Please be my WTT buddie

I'm so sorry for your loss, Pretty! :hugs: I hope that you both are doing okay emotionally, as I can't imagine how that must feel. And thank you, I am praying for a simple fix as well. My husband has another SA scheduled for Wednesday. Looking forward to having some answers soon!
 
Pretty - I’m so sorry to hear about your mmc! It’s brutal and I remember mine like it was yesterday.

Lady-V - I’m keeping you in my thoughts especially when it comes to wishes for the new year!
 
Thank ladies. And I know what you mean, Mom. It's something that sticks with you forever and can really change you. Right now, I'm mainly focused on just getting back at it and rolling with the punches. Also, I'm fairly certain that cuz my body held on to the fetus after it passed, that it was a chromosomal issue with the fetus, but there's still small ways I felt like it was my fault. I was worried about my kids having BDays that were too close together, we have a small trip planned around when my EDD was (so, it was less than ideal), I didn't wanna have to fight with SO over what we'd name a girl. I sometimes feel like the powers that be heard my complaints and took action, as dumb as that sounds. But like I said, just gotta keep moving forward. There was nothing I could do and time doesn't stop cuz you're sad.

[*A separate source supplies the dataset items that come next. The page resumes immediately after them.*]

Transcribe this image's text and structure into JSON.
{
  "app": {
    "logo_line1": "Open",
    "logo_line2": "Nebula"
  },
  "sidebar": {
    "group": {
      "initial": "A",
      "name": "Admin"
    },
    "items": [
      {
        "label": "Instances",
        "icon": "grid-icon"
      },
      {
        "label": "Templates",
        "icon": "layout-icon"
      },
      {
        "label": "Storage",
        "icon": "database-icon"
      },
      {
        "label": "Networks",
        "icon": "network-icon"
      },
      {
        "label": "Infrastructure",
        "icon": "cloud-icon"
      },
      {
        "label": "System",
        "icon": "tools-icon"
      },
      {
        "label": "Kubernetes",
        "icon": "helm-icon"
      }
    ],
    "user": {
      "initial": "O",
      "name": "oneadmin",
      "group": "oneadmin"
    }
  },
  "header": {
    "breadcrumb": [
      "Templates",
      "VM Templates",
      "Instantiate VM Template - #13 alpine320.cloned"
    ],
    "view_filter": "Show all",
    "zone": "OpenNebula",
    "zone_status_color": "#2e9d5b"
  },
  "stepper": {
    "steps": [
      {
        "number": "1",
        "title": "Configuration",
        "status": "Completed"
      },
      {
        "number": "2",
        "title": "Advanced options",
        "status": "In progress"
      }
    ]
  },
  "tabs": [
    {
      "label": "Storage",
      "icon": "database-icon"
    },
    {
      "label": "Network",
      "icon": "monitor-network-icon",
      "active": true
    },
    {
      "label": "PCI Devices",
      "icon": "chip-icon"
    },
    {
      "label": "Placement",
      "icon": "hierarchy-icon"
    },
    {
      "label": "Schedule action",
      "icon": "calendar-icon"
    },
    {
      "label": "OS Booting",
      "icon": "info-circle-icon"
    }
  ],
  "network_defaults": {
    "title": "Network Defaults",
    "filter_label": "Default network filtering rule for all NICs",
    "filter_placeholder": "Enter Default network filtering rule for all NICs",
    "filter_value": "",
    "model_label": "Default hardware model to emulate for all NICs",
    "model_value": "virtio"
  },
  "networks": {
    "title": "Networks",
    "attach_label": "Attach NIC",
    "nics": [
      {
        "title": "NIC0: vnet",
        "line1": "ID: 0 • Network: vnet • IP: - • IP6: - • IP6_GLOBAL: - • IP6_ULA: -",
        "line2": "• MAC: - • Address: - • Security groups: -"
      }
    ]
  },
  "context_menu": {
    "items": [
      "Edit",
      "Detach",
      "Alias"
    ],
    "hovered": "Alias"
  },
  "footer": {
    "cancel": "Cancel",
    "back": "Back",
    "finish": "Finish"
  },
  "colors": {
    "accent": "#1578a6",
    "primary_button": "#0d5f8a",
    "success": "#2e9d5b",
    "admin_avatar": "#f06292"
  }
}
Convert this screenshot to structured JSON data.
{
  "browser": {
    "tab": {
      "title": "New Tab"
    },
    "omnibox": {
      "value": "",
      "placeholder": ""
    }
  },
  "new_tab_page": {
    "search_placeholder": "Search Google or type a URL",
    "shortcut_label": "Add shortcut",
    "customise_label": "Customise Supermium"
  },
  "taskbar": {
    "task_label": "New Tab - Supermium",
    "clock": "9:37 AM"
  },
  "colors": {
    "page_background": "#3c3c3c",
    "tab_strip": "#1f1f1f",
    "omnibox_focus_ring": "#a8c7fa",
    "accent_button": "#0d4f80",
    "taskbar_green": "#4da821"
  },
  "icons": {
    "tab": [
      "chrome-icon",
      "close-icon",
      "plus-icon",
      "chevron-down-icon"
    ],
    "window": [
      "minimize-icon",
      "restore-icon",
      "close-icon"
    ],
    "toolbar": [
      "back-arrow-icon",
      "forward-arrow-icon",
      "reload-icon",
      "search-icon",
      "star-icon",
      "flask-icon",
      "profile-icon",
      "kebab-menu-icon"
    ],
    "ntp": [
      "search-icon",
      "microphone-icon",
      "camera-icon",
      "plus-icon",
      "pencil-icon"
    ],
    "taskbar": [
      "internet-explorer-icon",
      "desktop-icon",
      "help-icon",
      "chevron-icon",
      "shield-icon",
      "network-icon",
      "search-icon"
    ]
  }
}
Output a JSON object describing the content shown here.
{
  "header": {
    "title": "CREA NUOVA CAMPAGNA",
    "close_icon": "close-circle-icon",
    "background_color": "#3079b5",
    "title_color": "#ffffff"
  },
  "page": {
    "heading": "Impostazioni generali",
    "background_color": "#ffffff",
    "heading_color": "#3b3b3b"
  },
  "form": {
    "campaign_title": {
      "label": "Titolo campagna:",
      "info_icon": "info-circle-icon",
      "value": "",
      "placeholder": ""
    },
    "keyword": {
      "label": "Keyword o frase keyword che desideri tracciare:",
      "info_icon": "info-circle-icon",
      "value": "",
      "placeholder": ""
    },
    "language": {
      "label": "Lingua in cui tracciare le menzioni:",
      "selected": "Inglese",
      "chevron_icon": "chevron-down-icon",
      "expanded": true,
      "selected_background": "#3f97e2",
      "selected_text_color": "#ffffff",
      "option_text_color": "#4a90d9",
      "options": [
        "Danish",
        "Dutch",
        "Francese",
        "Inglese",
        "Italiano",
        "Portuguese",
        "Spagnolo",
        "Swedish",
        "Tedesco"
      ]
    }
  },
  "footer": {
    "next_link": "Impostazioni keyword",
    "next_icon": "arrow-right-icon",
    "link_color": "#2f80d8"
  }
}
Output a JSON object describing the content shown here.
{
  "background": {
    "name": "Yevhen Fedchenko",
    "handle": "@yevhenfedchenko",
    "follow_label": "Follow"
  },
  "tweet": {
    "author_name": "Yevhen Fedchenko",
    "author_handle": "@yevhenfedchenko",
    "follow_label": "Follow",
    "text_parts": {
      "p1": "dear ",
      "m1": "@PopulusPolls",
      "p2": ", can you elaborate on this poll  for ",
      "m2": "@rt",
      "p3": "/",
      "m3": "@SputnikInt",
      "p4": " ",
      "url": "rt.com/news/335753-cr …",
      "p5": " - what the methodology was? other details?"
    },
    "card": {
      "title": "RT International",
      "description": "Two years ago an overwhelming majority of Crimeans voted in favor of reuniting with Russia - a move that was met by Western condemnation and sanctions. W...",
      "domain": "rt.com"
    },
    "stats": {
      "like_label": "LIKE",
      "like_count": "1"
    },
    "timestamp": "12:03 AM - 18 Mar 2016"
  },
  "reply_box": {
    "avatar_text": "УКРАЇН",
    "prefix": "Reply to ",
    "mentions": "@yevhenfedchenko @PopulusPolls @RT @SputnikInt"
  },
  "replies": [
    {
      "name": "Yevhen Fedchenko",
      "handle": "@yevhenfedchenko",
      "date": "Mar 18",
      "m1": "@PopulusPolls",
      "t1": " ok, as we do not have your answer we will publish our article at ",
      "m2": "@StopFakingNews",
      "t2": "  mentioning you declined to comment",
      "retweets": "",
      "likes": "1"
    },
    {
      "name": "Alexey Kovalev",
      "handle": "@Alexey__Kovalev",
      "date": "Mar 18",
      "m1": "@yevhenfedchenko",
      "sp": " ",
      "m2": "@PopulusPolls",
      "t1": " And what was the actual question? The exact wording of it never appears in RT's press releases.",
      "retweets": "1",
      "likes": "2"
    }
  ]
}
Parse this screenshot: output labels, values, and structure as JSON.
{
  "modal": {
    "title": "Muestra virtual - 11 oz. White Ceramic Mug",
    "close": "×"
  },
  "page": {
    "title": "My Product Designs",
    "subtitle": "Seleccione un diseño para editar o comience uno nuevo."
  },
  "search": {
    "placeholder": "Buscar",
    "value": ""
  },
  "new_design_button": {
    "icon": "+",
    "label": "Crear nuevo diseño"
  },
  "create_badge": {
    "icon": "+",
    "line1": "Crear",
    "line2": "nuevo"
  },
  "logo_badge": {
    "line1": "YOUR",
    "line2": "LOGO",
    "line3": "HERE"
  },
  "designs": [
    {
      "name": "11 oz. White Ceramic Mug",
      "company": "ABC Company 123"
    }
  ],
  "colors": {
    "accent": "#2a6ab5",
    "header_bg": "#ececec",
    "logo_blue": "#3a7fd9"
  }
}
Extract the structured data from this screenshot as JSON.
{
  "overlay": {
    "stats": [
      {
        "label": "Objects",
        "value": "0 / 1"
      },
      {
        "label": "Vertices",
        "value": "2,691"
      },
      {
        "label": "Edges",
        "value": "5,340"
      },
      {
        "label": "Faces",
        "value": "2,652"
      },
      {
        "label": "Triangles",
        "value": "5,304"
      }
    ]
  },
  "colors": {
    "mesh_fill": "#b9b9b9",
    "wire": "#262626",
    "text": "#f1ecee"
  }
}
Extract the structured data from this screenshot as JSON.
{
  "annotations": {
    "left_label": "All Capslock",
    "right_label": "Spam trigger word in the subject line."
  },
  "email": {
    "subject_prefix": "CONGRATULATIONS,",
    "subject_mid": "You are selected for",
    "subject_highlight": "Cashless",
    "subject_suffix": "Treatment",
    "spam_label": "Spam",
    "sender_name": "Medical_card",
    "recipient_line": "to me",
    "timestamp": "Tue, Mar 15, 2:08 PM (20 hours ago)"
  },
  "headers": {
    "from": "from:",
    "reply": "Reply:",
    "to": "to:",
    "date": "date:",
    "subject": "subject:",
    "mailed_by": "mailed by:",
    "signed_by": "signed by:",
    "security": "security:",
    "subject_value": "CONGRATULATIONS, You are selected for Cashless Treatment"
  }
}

So, anyway, did another opk yesterday and it may have been +-ish and we DTD last night too. Almost as soon as we were done, SO asked if this was us trying again, or if this is a "safe time" where my body won't release an egg. I said I wasn't sure if my body is actually able to get pg again this cycle, but I just wanted to try and see what happens. Did another opk today and I think the line was a little fainter, so now we wait, I guess. Probably gonna take a pg test a little after the new year.
 
Just wanted to pop in and wish everyone a happy new year!

Being in limbo has been rough. I just want to know what's going on with my husband and if we have a chance at all... The more I read up on zero sperm count, the more likely IVF and maybe IUI seems. I'm totally jumping the gun since we don't have a diagnosis yet, but it makes me feel better to research the possibilities. Never in a million years did I think our journey would be like this!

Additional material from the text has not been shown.